4 réflexions au sujet de « La Force de L’art 02 »

Commentaire(s)

    • Vanessa

      Merci beaucoup! Tes photos sont géniales! J’adore le concept.

      mai 5, 2009 at 21 h 17 min
  • Jane

    Sympa la bande annonce de l’expo !

    mai 3, 2009 at 22 h 03 min
  • L’art contemporain français est-il une « cosa mentale » ?

    La Force de l’art 02 (L.F.D.A.02) a ouvert ses portes le 24 avril pendant les vacances scolaires de printemps de la zone C (Paris et sa région). Cela est-il un choix stratégique de la part des organisateurs afin d’attirer la future génération d’artistes et de les convaincre de l’intérêt d’une pratique artistique contemporaine ?
    Toujours est-il que cette 2e édition de la Force de l’art est profondément décevante, voire irritante, par la pauvreté et la prétention du propos.
    Le premier effet une fois entré sous la verrière du Grand Palais est de découvrir l’espace vide qui entoure la « Géologie blanche », dispositif d’exposition dont on ne sait par quelle entrée l’aborder. Une armée de médiateurs assistés d’autant de gardes de sécurité habitent comme ils peuvent les centaines de mètres carrés inutilisés. Le café/bar/restaurant expose telle une installation, une quantité impressionnante de tables et de chaises vides (c’était un jeudi après-midi).

    Chaussons nos lunettes de soleil et pénétrons donc dans ce labyrinthe aveuglant de lumière afin d’y découvrir les trésors qui s’y cachent. Un simulateur de vol est présenté par Fabien Giraud et Raphaël Siboni. Un Döner kebab géant constitué de photographies empilées les unes sur les autres et invitant les visiteurs à en couper une tranche est l’œuvre de Wang Du. Butz&Fouque nous présentent quant à eux une série de photos de jeunes filles coquines quelque peu déshabillées. Virginie Yassef a reproduit à l’échelle réelle les traces laissées par les griffes d’un dinosaure sur un immense mur de béton peint en vert. Anita Molinero nous propose un bouquet de poubelles rouges déformées par la chaleur (le feu) et pendues au plafond dans un espace impeccablement blanc nous faisant oublier que nous sommes au Grand Palais en recréant l’espace d’une galerie d’art contemporain. Et finalement, Le Gentil Garçon (oui, c’est son nom d’artiste), nous invite à pénétrer à l’intérieur d’un flocon de neige géant habité par un bonhomme de neige au nez de carotte…
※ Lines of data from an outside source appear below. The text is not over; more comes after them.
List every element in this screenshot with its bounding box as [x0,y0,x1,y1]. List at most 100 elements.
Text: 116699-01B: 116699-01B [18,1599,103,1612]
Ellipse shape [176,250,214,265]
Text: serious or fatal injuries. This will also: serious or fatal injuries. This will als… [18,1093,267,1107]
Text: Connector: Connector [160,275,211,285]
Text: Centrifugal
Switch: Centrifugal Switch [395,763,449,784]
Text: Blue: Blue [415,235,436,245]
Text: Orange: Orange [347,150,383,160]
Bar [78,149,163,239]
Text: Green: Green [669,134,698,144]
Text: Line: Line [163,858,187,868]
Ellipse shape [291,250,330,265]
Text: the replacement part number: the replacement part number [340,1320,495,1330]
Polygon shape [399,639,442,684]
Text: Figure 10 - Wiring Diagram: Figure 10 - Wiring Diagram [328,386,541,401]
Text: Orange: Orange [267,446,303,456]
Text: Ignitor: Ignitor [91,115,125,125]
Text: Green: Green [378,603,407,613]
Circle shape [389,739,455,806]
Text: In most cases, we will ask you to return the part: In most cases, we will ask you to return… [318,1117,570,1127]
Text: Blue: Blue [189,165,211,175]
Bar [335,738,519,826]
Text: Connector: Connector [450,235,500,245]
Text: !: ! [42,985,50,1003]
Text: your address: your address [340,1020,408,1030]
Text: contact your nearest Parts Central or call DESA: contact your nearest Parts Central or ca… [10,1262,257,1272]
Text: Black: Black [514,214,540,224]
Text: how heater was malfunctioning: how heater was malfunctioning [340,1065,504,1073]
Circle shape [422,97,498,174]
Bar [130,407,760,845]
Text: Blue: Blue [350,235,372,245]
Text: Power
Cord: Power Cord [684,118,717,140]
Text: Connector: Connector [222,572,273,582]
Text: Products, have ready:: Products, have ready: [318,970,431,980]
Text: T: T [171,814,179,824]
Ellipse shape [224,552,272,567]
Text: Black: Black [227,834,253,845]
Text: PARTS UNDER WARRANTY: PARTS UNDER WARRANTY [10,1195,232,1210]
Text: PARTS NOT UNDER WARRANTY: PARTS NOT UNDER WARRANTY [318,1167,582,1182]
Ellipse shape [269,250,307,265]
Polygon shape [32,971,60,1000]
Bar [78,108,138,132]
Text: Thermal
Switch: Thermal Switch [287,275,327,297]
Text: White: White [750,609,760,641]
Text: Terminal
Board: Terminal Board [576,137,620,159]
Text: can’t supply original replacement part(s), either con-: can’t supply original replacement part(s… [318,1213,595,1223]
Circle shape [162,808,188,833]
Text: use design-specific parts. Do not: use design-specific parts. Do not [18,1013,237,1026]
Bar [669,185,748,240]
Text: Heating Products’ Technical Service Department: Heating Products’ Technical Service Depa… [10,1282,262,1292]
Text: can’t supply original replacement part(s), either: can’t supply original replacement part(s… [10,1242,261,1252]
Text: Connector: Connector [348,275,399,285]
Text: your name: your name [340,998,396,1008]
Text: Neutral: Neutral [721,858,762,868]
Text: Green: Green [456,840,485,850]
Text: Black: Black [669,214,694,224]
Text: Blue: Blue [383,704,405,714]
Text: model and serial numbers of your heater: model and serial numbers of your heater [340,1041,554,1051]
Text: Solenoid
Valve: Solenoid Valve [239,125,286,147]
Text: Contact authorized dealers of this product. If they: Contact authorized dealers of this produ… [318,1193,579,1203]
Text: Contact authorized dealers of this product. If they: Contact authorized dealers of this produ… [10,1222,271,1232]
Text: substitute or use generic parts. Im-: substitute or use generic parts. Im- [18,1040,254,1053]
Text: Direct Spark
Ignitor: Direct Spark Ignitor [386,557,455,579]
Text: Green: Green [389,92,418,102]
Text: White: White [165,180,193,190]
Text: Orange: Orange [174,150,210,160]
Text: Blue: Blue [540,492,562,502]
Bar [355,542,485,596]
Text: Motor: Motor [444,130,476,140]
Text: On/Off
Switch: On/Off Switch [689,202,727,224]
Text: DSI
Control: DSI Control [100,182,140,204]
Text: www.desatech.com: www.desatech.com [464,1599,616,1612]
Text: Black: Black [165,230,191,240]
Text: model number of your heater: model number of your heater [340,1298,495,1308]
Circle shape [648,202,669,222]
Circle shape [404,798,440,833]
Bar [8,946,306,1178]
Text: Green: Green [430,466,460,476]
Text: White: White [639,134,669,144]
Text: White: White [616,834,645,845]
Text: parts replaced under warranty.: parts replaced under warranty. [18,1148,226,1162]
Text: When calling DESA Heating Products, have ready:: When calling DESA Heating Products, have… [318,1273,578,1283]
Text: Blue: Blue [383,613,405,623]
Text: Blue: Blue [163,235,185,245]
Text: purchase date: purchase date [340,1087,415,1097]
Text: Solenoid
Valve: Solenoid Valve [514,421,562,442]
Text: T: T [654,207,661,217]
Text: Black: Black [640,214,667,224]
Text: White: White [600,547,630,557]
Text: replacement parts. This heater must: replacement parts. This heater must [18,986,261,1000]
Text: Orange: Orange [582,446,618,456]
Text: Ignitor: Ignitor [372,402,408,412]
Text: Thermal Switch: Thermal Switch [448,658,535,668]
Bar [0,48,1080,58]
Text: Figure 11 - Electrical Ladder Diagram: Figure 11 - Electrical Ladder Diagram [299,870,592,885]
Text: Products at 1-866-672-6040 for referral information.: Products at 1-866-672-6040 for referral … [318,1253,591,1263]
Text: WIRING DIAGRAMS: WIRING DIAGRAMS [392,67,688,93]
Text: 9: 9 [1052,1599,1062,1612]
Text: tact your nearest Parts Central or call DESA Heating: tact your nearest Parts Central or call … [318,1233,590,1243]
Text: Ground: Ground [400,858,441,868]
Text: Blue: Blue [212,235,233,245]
    Heureusement, certaines œuvres moins spectaculaires dans leur mise en scène viennent rassurer le visiteur en quête d’un peu de gravité et de densité ; il remarquera en particulier le travail de Véronique Aubouy autour de « La recherche » de Proust, vidéo de plus de 80 heures nous présentant une succession de personnes invitées à lire, chacune dans un environnement spécifique, quelques pages de l’œuvre de Proust.

    L’impression générale au sortir de l’espace d’exposition relève d’une profonde frustration de voir ainsi l’art contemporain français associé officiellement à tant de superficialité. Faut-il donc que l’art contemporain se conjugue à divertissement pour pouvoir justifier d’un tel événement et de l’investissement de fonds publics ?
    Même Daniel Buren semble n’avoir été que peu motivé dans son intervention in situ alors qu’Orlan a été claire en choisissant de s’exposer (en cire) au musée Grévin aux côtés de stars françaises telles Johnny et Zidane…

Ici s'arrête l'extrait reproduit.